Educational Consumer Tips
Vishing is the New Phishing
"Vishing" is the New "Phishing." Better Business Bureaus frequently warn that scam artists are the first to take advantage of new technology. The latest example of scammer ingenuity is the use of Voice over Internet Protocol (VoIP) phones to steal peoples financial information. This new scam is called "vishing", short for "voice phishing." It can work one of two ways. In the online version, the con artist sends a blast e-mail, disguised to appear as though it's from a financial institution, an online payment service or other well known business. The e-mail may sport a trusted logo, typically reports a "security" problem with the recipient's account and urges the victim to call a telephone number to "straighten things out." The recipient, who knows better than to click on imbedded hyperlinks in strange e-mails for fear of being "phished," feels safer calling a telephone number. The area code might appear to be a local one they easily recognize or appear to be toll-free. When the victim calls, they reach an automated attendant prompting them to enter their account number, password or other private information for "security verification" purposes. Some "vishers" use automated dialing programs to "cold call" victims. The caller ID device may list a legitimate-looking local phone number, to inspire trust from the recipient. A prerecorded message (or sometimes a live "employee") claims the victim's account has been compromised or needs updating or verification.

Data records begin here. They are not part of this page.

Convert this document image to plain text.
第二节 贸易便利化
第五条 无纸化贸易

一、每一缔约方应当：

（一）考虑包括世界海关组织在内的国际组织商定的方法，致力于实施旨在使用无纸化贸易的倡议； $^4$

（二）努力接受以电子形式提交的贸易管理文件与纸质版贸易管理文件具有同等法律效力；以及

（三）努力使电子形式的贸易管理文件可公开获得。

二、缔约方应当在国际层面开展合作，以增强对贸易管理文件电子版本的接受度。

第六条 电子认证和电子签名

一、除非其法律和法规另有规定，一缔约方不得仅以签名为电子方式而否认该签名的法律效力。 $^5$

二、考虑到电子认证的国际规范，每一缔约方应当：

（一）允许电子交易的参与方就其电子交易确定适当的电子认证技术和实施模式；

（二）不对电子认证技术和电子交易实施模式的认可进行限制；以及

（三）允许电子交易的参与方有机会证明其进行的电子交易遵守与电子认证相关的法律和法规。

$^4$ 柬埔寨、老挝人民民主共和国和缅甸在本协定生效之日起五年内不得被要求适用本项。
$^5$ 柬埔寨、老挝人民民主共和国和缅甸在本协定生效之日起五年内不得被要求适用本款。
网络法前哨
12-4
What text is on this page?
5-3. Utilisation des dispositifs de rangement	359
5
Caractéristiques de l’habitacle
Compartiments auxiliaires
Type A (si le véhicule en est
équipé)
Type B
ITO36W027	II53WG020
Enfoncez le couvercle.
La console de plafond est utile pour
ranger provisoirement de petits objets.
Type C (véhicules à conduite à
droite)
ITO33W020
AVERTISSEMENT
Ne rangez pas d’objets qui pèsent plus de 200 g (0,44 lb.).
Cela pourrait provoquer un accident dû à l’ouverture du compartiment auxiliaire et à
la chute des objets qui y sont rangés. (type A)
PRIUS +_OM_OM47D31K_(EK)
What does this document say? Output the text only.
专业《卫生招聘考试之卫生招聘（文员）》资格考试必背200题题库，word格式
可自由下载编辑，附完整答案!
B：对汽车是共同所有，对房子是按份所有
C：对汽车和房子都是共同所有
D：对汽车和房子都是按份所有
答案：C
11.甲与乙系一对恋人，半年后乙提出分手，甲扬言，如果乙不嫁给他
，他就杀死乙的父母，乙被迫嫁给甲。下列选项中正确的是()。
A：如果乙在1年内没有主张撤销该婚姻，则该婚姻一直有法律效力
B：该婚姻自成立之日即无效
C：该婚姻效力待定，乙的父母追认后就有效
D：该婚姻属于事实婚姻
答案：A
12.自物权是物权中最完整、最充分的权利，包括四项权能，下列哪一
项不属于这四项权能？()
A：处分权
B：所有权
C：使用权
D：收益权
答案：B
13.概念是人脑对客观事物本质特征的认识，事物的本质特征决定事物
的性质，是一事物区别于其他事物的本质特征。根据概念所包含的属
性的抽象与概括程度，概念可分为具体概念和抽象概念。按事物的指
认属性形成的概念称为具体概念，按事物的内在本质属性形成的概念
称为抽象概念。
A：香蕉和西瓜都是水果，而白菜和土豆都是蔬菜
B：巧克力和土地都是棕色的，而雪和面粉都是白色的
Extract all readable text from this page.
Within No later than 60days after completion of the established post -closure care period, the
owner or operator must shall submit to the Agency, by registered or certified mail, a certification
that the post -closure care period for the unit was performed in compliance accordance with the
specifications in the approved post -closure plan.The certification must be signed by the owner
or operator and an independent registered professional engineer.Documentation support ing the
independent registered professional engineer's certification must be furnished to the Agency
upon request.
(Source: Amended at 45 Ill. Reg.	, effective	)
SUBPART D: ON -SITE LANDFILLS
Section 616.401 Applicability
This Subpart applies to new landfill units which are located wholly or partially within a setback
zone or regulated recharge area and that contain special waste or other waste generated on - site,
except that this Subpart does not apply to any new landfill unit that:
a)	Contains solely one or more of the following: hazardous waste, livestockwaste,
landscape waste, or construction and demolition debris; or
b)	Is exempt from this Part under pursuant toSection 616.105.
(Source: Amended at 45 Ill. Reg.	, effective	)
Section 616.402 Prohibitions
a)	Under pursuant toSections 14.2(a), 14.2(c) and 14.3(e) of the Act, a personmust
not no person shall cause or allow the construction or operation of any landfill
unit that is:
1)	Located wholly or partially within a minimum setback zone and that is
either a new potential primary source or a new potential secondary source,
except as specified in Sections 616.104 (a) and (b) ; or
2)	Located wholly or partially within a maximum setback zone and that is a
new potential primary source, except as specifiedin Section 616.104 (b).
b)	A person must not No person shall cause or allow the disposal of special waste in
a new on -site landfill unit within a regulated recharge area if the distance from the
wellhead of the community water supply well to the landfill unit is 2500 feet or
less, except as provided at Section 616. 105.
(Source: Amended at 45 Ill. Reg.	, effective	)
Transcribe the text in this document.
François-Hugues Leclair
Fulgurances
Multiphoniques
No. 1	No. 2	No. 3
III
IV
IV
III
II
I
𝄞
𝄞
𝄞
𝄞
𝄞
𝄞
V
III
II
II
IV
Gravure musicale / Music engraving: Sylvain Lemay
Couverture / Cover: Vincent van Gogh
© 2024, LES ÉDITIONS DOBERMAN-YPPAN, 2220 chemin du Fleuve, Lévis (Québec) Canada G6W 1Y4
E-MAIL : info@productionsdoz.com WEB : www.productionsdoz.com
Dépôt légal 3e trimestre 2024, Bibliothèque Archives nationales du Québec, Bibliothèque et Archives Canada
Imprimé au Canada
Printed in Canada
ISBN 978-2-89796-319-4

The victim is asked to enter their account information, which is digitally transcribed onto the hard drive of the schemer computer. The BBB offers consumers these tips to protect against "vishing" scams: Typical "vishing" e-mails imply urgency, ask you to verify account information, and may contain misspellings. If you receive a "vishing" phone call, hang up. Call your bank, using the phone number on the back of your debit or credit card, and report the matter. Banks do not use prerecorded messages to handle security issues. If they telephone you to report suspicious use of your card, they do not need to request identifying information because they already have that on record. Do not automatically trust a phone number based on its area code. Con artists can hack into Caller ID systems, and VoIP users can assign any area code to a phone number. If you think you have been a victim of "vishing" visit the FTC's Identity Theft Web site at www.consumer.gov/idtheft/con_about.htm.